Considérant ce qui suit :

1. Aux termes de l’article 44 quindecies du code général des impôts, dans sa rédaction antérieure à la loi du 28 décembre 2017 de finances rectificative pour 2017 :  » I. – Dans les zones de revitalisation rurale mentionnées à l’article 1465 A, les entreprises qui sont créées ou reprises entre le 1er janvier 2011 et le 31 décembre 2020, soumises de plein droit ou sur option à un régime réel d’imposition de leurs résultats et qui exercent une activité industrielle, commerciale, artisanale au sens de l’article 34 ou professionnelle au sens du 1 de l’article 92, sont exonérées d’impôt sur le revenu ou d’impôt sur les sociétés à raison des bénéfices réalisés, à l’exclusion des plus-values constatées lors de la réévaluation des éléments d’actif, jusqu’au terme du cinquante-neuvième mois suivant celui de leur création ou de leur reprise et déclarés selon les modalités prévues à l’article 53 A. / (…) III. (…) L’exonération ne s’applique pas non plus dans les situations suivantes : / a) si, à l’issue de l’opération de reprise ou de restructuration, le cédant, son conjoint, le partenaire auquel il est lié par un pacte civil de solidarité défini à l’article 515-1 du code civil, leurs ascendants et descendants, leurs frères et soeurs détiennent ensemble, directement ou indirectement, plus de 50 % des droits de vote ou des droits dans les bénéfices sociaux de la société, de la personne morale ou du groupement soit repris, soit bénéficiaire de l’opération de reprise ou de restructuration. (…) « .

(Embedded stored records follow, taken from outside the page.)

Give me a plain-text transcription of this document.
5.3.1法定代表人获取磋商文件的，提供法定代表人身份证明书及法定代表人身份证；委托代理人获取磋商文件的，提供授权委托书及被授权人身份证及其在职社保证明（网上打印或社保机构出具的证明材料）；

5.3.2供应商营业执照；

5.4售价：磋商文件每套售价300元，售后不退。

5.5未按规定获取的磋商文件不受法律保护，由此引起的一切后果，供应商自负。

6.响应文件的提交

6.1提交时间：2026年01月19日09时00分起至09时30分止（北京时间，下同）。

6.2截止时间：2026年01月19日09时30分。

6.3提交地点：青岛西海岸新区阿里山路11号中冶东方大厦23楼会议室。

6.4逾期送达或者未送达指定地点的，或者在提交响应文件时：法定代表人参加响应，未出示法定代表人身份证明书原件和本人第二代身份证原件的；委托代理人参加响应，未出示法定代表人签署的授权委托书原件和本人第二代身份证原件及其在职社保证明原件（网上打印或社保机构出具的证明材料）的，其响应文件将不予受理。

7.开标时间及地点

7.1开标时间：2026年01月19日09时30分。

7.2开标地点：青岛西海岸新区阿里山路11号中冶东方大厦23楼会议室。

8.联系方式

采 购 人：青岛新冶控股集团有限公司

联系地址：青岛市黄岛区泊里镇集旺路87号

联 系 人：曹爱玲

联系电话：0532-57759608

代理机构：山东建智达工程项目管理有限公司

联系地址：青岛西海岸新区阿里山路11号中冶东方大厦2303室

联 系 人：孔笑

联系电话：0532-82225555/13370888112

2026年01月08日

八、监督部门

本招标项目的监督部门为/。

2. Afin de permettre l’application de cette exonération à l’issue de la reprise ou de la restructuration d’une entreprise en zone de revitalisation rurale consécutive à sa première transmission familiale, l’article 18 de la loi du 28 décembre 2017 de finances rectificative pour 2017 a modifié ces dispositions en remplaçant le a) du III de l’article 44 quindecies du code général des impôts par l’alinéa suivant :  » a) Si, lorsque la société, la personne morale ou le groupement a déjà fait l’objet d’une première opération de reprise ou de restructuration à l’issue de laquelle le cédant, son conjoint, le partenaire auquel il est lié par un pacte civil de solidarité défini à l’article 515-1 du code civil, leurs ascendants et descendants, leurs frères et soeurs détiennent ensemble, directement ou indirectement, plus de 50 % des droits de vote ou des droits dans les bénéfices sociaux de la société, de la personne morale ou du groupement soit repris, soit bénéficiaire de l’opération de reprise ou de restructuration, cette société, cette personne morale ou ce groupement fait de nouveau l’objet d’une telle opération à l’issue de laquelle une ou plusieurs des personnes physiques précédemment mentionnées détiennent ensemble, directement ou indirectement, plus de 50 % des droits de vote ou des droits dans les bénéfices sociaux. « 

3. Commentant ces dernières dispositions, le paragraphe n° 200 des commentaires administratifs publiés au Bulletin officiel des finances publiques (BOFiP) – impôts les 6 juin 2018 et 4 septembre 2019 sous la référence BOI-BIC-CHAMP-80-10-70-20, dont la société Lac et Volcan demande l’annulation pour excès de pouvoir, indique, en son troisième alinéa, que  » Cette modification, qui assouplit la clause anti-abus en permettant d’accorder le bénéfice de l’exonération au titre de la première transmission dans le cadre familial, est issue de l’article 18 de la loi n° 2017-1775 du 28 décembre 2017 de finances rectificative pour 2017. Cet article ne prévoyant pas d’entrée en vigueur spécifique, l’assouplissement de la clause anti-abus s’applique aux opérations de reprise et de restructuration réalisées à compter du 30 décembre 2017 (lendemain de la publication de la loi au journal officiel) « . Compte tenu de l’intérêt dont se prévaut la société, les conclusions de son recours doivent être regardées comme tendant à l’annulation de ce seul troisième alinéa.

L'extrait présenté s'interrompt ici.